The evidence submitted by defendants in support of their respective motions established that, prior to plaintiff's fall, he had intentionally disconnected himself from the fall arrest system by unhooking a six-foot "bungee cord lanyard" from his safety harness so that he could move into the opening between a 45-degree beam and a 90-degree beam and remove a deck clip that was "a couple feet" beyond his reach. Plaintiff testified at his deposition that, although he could have moved the fall arrest cable closer to the opening, the six-foot lanyard was still too short to permit him to reach the last deck clip. Plaintiff further testified, however, that he could have performed that task while connected to the fall arrest system by placing a choker around the 45-degree beam right next to where he was working and then attaching the six-foot lanyard to the choker, but he did not do so because he was "[a]lways in a hurry." Plaintiff also testified that, in the alternative, he could have obtained from the trailer a retractable lanyard that had a maximum extension of 20 feet or 90 feet in order to complete his task, but he did not do so because he was in a hurry. Thus, plaintiff's deposition testimony established that he knew that there were retractable lanyards and choker cables available for his use and that he chose for no good reason not to use them. We therefore disagree with the majority's determination that there is a question of fact whether adequate safety devices were available.
Furthermore, when plaintiff unclipped his lanyard, he had already removed the overlapping metal sheet that was on the other side of the beam, and the vertical "tie ups," which had previously provided "some stability to the platform" by preventing the metal sheets from "sagging," had also been removed.

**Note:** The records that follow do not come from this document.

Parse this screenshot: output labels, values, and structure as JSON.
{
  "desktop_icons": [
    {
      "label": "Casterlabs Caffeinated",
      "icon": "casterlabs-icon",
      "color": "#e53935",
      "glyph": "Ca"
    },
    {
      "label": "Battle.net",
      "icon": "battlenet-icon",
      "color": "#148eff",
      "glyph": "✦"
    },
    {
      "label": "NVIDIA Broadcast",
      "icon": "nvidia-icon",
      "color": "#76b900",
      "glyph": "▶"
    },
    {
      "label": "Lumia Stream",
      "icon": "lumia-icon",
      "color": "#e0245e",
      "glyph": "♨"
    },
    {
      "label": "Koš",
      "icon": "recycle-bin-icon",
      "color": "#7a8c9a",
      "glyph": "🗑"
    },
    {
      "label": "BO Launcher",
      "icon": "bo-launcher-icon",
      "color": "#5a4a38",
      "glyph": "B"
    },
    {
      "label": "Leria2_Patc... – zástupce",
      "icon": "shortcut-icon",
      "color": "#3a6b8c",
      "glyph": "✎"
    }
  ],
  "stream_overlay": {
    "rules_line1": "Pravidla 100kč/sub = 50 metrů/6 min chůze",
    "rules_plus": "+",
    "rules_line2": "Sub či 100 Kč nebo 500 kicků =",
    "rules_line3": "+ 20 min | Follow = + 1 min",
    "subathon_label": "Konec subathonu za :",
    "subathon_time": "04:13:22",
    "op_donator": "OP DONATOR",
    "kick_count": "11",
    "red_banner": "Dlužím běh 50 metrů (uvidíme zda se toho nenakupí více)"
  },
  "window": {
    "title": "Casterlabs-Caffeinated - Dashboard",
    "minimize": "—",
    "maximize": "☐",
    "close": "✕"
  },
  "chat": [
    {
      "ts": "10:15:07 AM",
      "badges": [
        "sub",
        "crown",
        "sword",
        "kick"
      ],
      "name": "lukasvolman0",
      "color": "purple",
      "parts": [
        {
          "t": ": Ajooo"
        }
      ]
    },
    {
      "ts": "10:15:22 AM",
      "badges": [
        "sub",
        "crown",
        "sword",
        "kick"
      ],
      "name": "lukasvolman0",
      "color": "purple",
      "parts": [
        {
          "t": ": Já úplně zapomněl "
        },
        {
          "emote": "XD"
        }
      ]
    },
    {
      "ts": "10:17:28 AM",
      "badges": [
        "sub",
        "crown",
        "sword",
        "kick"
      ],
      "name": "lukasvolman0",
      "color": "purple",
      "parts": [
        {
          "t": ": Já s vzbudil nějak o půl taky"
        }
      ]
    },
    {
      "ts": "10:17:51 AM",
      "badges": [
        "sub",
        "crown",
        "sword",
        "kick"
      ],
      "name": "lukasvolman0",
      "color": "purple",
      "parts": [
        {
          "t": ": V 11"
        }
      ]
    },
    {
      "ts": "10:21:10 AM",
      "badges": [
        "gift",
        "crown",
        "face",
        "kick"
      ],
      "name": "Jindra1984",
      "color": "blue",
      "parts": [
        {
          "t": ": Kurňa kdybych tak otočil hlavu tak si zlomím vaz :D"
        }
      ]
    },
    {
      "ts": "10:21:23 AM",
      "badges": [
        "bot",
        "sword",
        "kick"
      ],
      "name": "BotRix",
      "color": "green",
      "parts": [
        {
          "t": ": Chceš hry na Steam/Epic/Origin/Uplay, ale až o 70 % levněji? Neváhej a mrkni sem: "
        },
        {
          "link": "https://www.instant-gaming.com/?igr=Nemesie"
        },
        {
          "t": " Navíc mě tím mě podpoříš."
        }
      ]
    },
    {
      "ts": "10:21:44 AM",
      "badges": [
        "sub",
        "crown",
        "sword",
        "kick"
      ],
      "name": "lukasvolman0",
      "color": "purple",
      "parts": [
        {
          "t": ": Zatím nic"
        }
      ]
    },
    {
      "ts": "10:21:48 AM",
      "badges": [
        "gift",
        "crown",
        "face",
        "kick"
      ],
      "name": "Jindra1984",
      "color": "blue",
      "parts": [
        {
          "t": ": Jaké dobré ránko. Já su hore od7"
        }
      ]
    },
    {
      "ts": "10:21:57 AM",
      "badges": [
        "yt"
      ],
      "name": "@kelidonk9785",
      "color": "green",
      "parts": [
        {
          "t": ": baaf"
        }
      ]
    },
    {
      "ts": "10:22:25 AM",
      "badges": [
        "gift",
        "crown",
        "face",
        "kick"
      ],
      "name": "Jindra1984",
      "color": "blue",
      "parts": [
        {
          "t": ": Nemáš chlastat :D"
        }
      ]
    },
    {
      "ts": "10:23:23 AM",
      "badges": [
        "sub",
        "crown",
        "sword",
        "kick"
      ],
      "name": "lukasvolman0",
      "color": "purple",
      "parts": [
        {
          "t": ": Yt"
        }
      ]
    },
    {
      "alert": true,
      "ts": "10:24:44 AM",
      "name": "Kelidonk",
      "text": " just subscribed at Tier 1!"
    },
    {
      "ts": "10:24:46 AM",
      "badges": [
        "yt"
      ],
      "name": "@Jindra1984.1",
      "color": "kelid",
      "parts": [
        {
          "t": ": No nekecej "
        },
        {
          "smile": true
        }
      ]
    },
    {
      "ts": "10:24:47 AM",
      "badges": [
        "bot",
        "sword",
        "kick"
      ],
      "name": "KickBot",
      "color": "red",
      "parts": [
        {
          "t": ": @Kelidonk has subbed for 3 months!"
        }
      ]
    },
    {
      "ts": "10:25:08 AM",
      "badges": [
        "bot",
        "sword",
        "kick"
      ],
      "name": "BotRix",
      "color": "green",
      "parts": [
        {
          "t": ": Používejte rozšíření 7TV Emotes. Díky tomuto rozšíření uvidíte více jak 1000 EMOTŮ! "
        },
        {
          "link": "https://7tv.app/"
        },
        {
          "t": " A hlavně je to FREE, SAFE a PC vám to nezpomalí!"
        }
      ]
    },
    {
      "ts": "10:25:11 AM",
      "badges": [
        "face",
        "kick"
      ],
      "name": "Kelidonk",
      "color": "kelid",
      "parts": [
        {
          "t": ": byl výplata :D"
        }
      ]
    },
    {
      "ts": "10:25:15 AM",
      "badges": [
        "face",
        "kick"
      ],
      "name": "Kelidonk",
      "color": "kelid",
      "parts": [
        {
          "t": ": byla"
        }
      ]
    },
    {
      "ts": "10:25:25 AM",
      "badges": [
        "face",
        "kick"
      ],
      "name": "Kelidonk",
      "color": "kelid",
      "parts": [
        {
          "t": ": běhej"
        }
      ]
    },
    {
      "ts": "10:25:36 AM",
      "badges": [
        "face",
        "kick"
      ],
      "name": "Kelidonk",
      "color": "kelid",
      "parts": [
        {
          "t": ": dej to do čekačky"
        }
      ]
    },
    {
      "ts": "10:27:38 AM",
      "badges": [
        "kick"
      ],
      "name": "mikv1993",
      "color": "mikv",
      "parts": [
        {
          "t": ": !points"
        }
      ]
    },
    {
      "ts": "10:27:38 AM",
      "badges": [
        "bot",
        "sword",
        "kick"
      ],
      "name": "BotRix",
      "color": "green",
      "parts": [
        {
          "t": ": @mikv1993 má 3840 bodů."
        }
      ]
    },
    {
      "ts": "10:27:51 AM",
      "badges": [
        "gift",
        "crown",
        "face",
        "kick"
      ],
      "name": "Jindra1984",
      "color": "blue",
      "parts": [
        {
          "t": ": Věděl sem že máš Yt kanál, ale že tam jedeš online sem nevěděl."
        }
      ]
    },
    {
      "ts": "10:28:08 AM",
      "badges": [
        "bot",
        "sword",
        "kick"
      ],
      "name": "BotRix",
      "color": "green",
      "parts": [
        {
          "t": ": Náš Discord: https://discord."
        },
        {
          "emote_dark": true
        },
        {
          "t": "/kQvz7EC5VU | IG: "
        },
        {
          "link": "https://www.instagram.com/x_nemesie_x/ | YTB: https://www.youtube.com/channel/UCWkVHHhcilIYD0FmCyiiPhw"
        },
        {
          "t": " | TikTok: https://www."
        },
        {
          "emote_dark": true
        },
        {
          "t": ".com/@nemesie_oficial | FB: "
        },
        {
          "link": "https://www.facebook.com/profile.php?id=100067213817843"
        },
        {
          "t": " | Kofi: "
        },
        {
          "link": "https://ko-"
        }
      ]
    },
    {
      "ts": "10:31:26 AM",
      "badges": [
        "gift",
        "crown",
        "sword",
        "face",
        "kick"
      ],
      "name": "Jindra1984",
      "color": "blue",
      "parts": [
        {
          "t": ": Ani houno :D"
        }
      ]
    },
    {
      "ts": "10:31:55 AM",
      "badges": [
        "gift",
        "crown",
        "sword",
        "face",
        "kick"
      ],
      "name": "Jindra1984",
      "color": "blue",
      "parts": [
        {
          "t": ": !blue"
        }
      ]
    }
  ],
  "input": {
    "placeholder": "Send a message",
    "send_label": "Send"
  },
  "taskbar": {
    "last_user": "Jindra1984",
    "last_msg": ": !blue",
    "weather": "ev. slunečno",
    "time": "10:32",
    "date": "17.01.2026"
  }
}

Notwithstanding plaintiff's awareness that there would be nothing holding the metal sheet onto the cables once the last deck clip was removed, and despite the fact that Liberty had provided 20-foot retractable lanyards and chokers for plaintiff's use, either of which would have enabled him to reach the deck clip while remaining tied off, plaintiff "chose for no good reason not to" use the adequate safety devices that were available for his protection (Cahill, 4 NY3d at 40; see Piotrowski v McGuire Manor, Inc., 117 AD3d 1390, 1390-1391 [4th Dept 2014]), because he was in a hurry and wanted to complete his task more quickly (see generally Christiano v Random House, Inc., 51 AD3d 579, 580 [1st Dept 2008]). We again note that plaintiff testified at his deposition that, as the foreman on the job site, it was his responsibility to ensure that the workers were "safe while they were up there" and were wearing safety harnesses and lanyards.
We thus conclude that plaintiff's action in unclipping his lanyard so that he could disassemble an unsecured metal sheet in violation of Liberty's 100 percent tie-off policy was the sole proximate cause of his fall, and the court therefore properly granted those parts of defendants' motions for summary judgment dismissing plaintiff's Labor Law § 240 (1) claim.